示例(LangGraph + 检查点器)

# pip install -U langgraph  
from typing import TypedDict  
from langgraph.graph import StateGraph, END  
from langgraph.checkpoint.memory import MemorySaver  

class AState(TypedDict):  
    plan: str  
    step: int  
    result: str  
    query: str  
def plan_step(s: AState):    return {"plan": "1) search 2) answer", "step": 1}  
def act_step(s: AState):     return {"result": f"(search for '{s['query']}')", "step": 2}  
def finalize_step(s: AState):return {"result": f"Answer based on {s['result']}"}  
g = StateGraph(AState)  
g.add_node("plan_step", plan_step)  
g.add_node("act_step", act_step)  
g.add_node("finalize_step", finalize_step)  
g.set_entry_point("plan_step")  
g.add_edge("plan_step", "act_step")  
g.add_edge("act_step", "finalize_step")  
g.add_edge("finalize_step", END)  
app = g.compile(checkpointer=MemorySaver())  
cfg = {"configurable": {"thread_id": "ctx-graph-1"}}  
state = app.invoke({"query":"Acme India HQ","step":0,"plan":"","result":""}, config=cfg)  
print(state["result"])

3、热内存与冷内存

热 = 小的原始窗口。冷 = 存储中的笔记/摘要/工具输出。
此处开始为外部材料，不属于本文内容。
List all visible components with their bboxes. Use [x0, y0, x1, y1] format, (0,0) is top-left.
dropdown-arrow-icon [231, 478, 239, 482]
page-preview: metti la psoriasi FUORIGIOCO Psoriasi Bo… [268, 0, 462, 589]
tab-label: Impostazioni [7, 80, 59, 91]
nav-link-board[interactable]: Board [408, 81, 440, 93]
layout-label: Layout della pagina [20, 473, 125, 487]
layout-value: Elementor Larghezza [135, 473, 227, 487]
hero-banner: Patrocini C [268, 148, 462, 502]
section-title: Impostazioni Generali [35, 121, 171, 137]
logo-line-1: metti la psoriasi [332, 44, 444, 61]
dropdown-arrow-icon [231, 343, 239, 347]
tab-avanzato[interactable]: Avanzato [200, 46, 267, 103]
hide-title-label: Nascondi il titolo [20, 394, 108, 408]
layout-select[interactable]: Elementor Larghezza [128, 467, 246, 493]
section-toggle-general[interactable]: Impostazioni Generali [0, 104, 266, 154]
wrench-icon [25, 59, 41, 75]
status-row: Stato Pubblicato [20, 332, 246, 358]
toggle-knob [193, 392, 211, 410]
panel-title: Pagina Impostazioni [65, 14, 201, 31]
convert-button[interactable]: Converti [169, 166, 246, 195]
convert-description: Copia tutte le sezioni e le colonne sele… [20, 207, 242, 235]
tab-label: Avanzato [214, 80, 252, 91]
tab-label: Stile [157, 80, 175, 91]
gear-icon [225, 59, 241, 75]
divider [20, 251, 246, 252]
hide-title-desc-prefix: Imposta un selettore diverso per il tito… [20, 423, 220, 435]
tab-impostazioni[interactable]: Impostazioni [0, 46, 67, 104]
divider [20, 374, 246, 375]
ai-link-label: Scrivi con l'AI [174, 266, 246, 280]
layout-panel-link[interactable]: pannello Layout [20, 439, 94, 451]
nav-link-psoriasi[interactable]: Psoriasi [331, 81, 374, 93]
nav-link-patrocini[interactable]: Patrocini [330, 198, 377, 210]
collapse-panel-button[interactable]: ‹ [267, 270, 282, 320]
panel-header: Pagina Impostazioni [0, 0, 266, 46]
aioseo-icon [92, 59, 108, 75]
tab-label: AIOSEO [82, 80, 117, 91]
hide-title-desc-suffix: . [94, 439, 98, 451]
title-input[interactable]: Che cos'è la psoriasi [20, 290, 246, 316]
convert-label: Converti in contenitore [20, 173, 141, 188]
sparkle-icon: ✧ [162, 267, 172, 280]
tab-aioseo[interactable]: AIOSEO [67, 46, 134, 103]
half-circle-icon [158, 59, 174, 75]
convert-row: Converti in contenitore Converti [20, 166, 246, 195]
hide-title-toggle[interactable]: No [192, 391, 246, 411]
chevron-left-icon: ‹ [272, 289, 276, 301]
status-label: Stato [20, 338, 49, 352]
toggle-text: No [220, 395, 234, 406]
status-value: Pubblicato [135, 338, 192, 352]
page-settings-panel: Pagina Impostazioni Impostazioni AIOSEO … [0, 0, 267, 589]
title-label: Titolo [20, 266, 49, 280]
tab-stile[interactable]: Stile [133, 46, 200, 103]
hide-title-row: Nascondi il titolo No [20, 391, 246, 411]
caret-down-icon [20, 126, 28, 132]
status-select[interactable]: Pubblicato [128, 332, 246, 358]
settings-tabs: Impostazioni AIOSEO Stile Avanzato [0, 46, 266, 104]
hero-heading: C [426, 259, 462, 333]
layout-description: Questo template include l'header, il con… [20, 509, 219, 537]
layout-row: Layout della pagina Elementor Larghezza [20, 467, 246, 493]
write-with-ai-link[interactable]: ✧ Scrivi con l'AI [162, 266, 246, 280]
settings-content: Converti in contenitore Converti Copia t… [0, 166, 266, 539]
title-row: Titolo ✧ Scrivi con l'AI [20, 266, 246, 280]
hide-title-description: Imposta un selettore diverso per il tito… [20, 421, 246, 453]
切换以保持提示简洁。

示例(小的交换器 + 回忆)

from collections import deque  
from langchain_openai import ChatOpenAI  
llm = ChatOpenAI(model="gpt-4o-mini", temperature=0)  

HOT_MAX_CHARS = 1500  
hot = deque([], maxlen=12)  # raw turns  
cold = []                   # summarized notes  
def spill():  
    global hot, cold  
    while sum(len(x) for x in hot) > HOT_MAX_CHARS and len(hot) > 6:  
        cold.append(" | ".join(list(hot)[:4]))  
        for _ in range(4): hot.popleft()  
def recall(q: str):  
    return [n for n in cold if any(w in n.lower() for w in q.lower().split())][:2]  
def answer(q: str):  
    ctx = "\n".join(recall(q))  
    hist = "\n".join(list(hot)[-6:])  
    out = llm.invoke(f"Notes:\n{ctx}\n\nRecent:\n{hist}\n\nUser:{q}\nAnswer:").content  
    hot.extend([f"U:{q}", f"A:{out}"])  
    spill()  
    return out

4、自适应检索(门控 → 草稿 → 批评)

除非需要,否则不要获取文档。首先进行门控。如果需要,检索、草稿,然后根据来源进行批评。

示例(LangGraph)

# pip install -U langgraph langchain langchain-openai faiss-cpu  
from typing import TypedDict, List  
from langgraph.graph import StateGraph, END  
from langgraph.checkpoint.memory import MemorySaver  
from langchain_openai import ChatOpenAI, OpenAIEmbeddings  
from langchain_community.vectorstores import FAISS  

llm = ChatOpenAI(model="gpt-4o-mini", temperature=0)  
emb = OpenAIEmbeddings()  
store = FAISS.from_texts([  
    "Acme policy on leave",  
    "Acme address Bangalore: MG Road, Bengaluru 560001",  
    "Client Priya notes"  
], emb)  
retriever = store.as_retriever(search_kwargs={"k": 4})  
class RState(TypedDict):  
    q: str  
    ctx: List[str]  
    draft_text: str  
    final_answer: str  
def gate_node(s: RState):  
    d = llm.invoke(f"Q: {s['q']}\nNeed external retrieval? YES or NO.").content.strip().upper()  
    ctx = [d.page_content for d in retriever.get_relevant_documents(s["q"])] if "YES" in d else []  
    return {"ctx": ctx}  
def write_draft(s: RState):  
    draft = llm.invoke(f"Context:\n{s['ctx']}\n\nQ:{s['q']}\nDraft:").content  
    return {"draft_text": draft}  
def critique(s: RState):  
    final = llm.invoke(f"Draft:\n{s['draft_text']}\nSources:\n{s['ctx']}\nRevise if needed; else return draft.").content  
    return {"final_answer": final}  
g = StateGraph(RState)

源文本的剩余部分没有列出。